Despite the hair-raising journey, Jean fell in love with “Saville” as much as did Maurice. They bought it and moved up. They felt they were in paradise. Only one thing was lacking: no Catholic church!

Undaunted, they gathered the other Catholic islanders about them and began organizing celebrations of the Word. Soon, the priest on the main island of the Orkneys made them Eucharistic ministers. The bishop in far-off Aberdeen heard about them. Impressed, he visited and granted permission for them to convert a room of their house into a chapel. Nowadays, they host Mass there whenever a priest can visit and, meanwhile, hold daily Eucharistic services, take communion to the sick, and generally keep the faith alive.
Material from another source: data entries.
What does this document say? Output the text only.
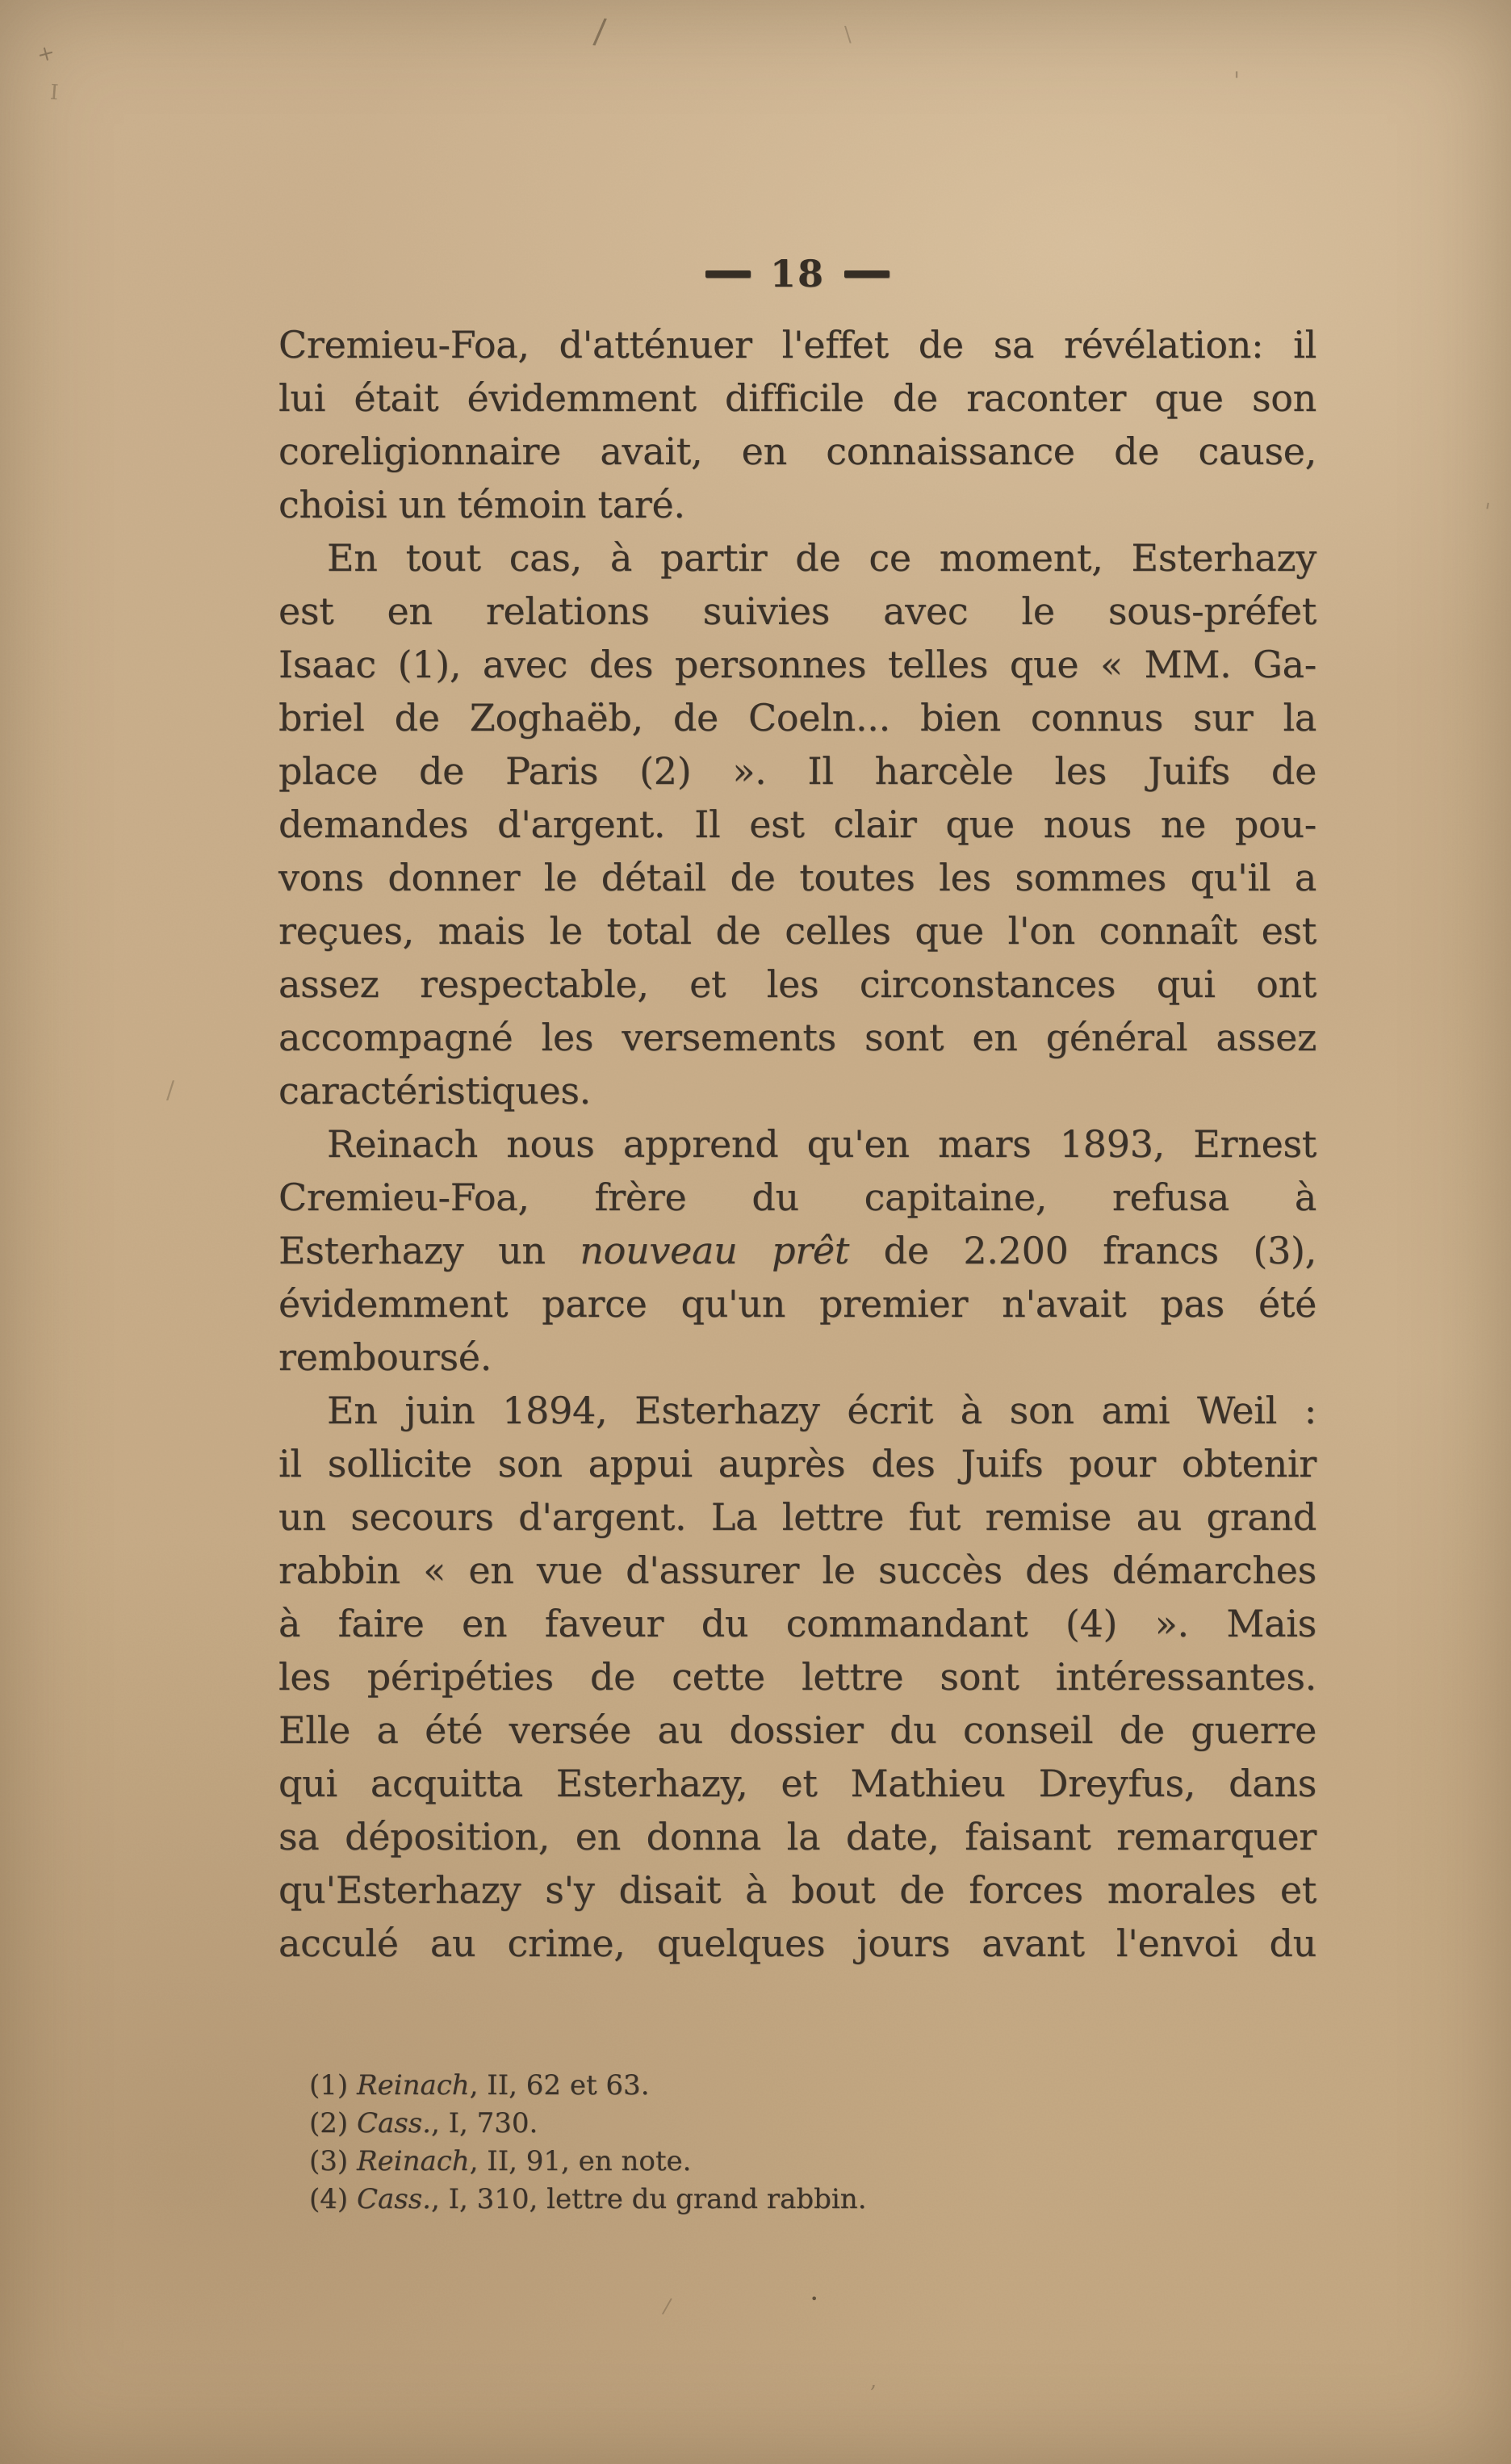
18

Cremieu-Foa, d'atténuer l'effet de sa révélation: il
lui était évidemment difficile de raconter que son
coreligionnaire avait, en connaissance de cause,
choisi un témoin taré.

En tout cas, à partir de ce moment, Esterhazy
est en relations suivies avec le sous-préfet
Isaac (1), avec des personnes telles que « MM. Ga-
briel de Zoghaëb, de Coeln... bien connus sur la
place de Paris (2) ». Il harcèle les Juifs de
demandes d'argent. Il est clair que nous ne pou-
vons donner le détail de toutes les sommes qu'il a
reçues, mais le total de celles que l'on connaît est
assez respectable, et les circonstances qui ont
accompagné les versements sont en général assez
caractéristiques.

Reinach nous apprend qu'en mars 1893, Ernest
Cremieu-Foa, frère du capitaine, refusa à
Esterhazy un nouveau prêt de 2.200 francs (3),
évidemment parce qu'un premier n'avait pas été
remboursé.

En juin 1894, Esterhazy écrit à son ami Weil :
il sollicite son appui auprès des Juifs pour obtenir
un secours d'argent. La lettre fut remise au grand
rabbin « en vue d'assurer le succès des démarches
à faire en faveur du commandant (4) ». Mais
les péripéties de cette lettre sont intéressantes.
Elle a été versée au dossier du conseil de guerre
qui acquitta Esterhazy, et Mathieu Dreyfus, dans
sa déposition, en donna la date, faisant remarquer
qu'Esterhazy s'y disait à bout de forces morales et
acculé au crime, quelques jours avant l'envoi du

(1) Reinach, II, 62 et 63.
(2) Cass., I, 730.
(3) Reinach, II, 91, en note.
(4) Cass., I, 310, lettre du grand rabbin.
+
I
/	\
'
/
'
/	•
,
I’m one of those lucky priests who’s had the privilege of presiding Mass in this marvellous place. Celebrating “Sunday on Sanday at ‘Saville’ with the Soords” makes a fittingly impressive mouthful.

The little congregation was eager to divulge to me more of the magic of the island. Its Neolithic tombs are world-famous, while Christianity came to the later Celtic Pictish inhabitants in the 7th Century courtesy of Irish and Northumbrian monks. In 2011, in a house now owned by parishioners Wendy and Allan, a rare Pictish Christian stone was unearthed, featuring a cross on one side and Celtic spirals on the other.
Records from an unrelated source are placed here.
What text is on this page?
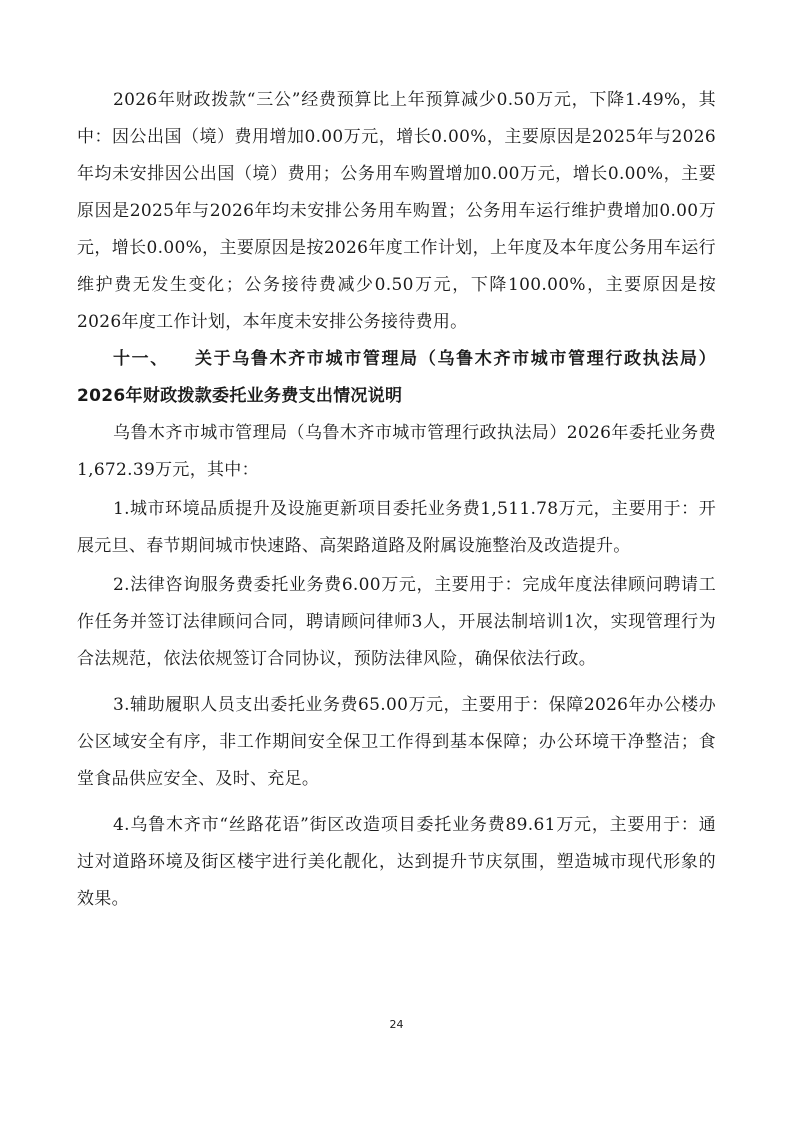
2026年财政拨款“三公”经费预算比上年预算减少0.50万元，下降1.49%，其中：因公出国（境）费用增加0.00万元，增长0.00%，主要原因是2025年与2026年均未安排因公出国（境）费用；公务用车购置增加0.00万元，增长0.00%，主要原因是2025年与2026年均未安排公务用车购置；公务用车运行维护费增加0.00万元，增长0.00%，主要原因是按2026年度工作计划，上年度及本年度公务用车运行维护费无发生变化；公务接待费减少0.50万元，下降100.00%，主要原因是按2026年度工作计划，本年度未安排公务接待费用。

十一、 关于乌鲁木齐市城市管理局（乌鲁木齐市城市管理行政执法局）2026年财政拨款委托业务费支出情况说明

乌鲁木齐市城市管理局（乌鲁木齐市城市管理行政执法局）2026年委托业务费1,672.39万元，其中：

1.城市环境品质提升及设施更新项目委托业务费1,511.78万元，主要用于：开展元旦、春节期间城市快速路、高架路道路及附属设施整治及改造提升。

2.法律咨询服务费委托业务费6.00万元，主要用于：完成年度法律顾问聘请工作任务并签订法律顾问合同，聘请顾问律师3人，开展法制培训1次，实现管理行为合法规范，依法依规签订合同协议，预防法律风险，确保依法行政。

3.辅助履职人员支出委托业务费65.00万元，主要用于：保障2026年办公楼办公区域安全有序，非工作期间安全保卫工作得到基本保障；办公环境干净整洁；食堂食品供应安全、及时、充足。

4.乌鲁木齐市“丝路花语”街区改造项目委托业务费89.61万元，主要用于：通过对道路环境及街区楼宇进行美化靓化，达到提升节庆氛围，塑造城市现代形象的效果。

24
Pride of place goes to the Vikings, however. They conquered the Orkney Islands in the 9th Century and Norway only formally ceded them to Scotland in 1472.

In 1991, a spectacular Viking find was made close to ‘Saville’ when the remains of a “boat burial” were discovered. A Norse ship had been interred along with the bodies of three individuals and a hoard of ornaments, weapons, and other treasures.

In 1997, another boat burial excavation was featured on national television. One morning, Maurice was surprised by people knocking on the kitchen door. “They were Tony Robinson’s ‘Time Team’ from the BBC. They’d stumbled on something important and were desperate to borrow my wheelbarrows.”

Funny how God works things out. Not only does God use these wonderful do-it-yourself missionaries Maurice and Jean to link together Burma, the Orkneys, the Columbans, and the Vikings, but God also avails of their talents to keep the light of the Church shining on a windswept outpost in the cold North Atlantic.

Columban Fr John Boles is Regional Director of the Columbans in Britain.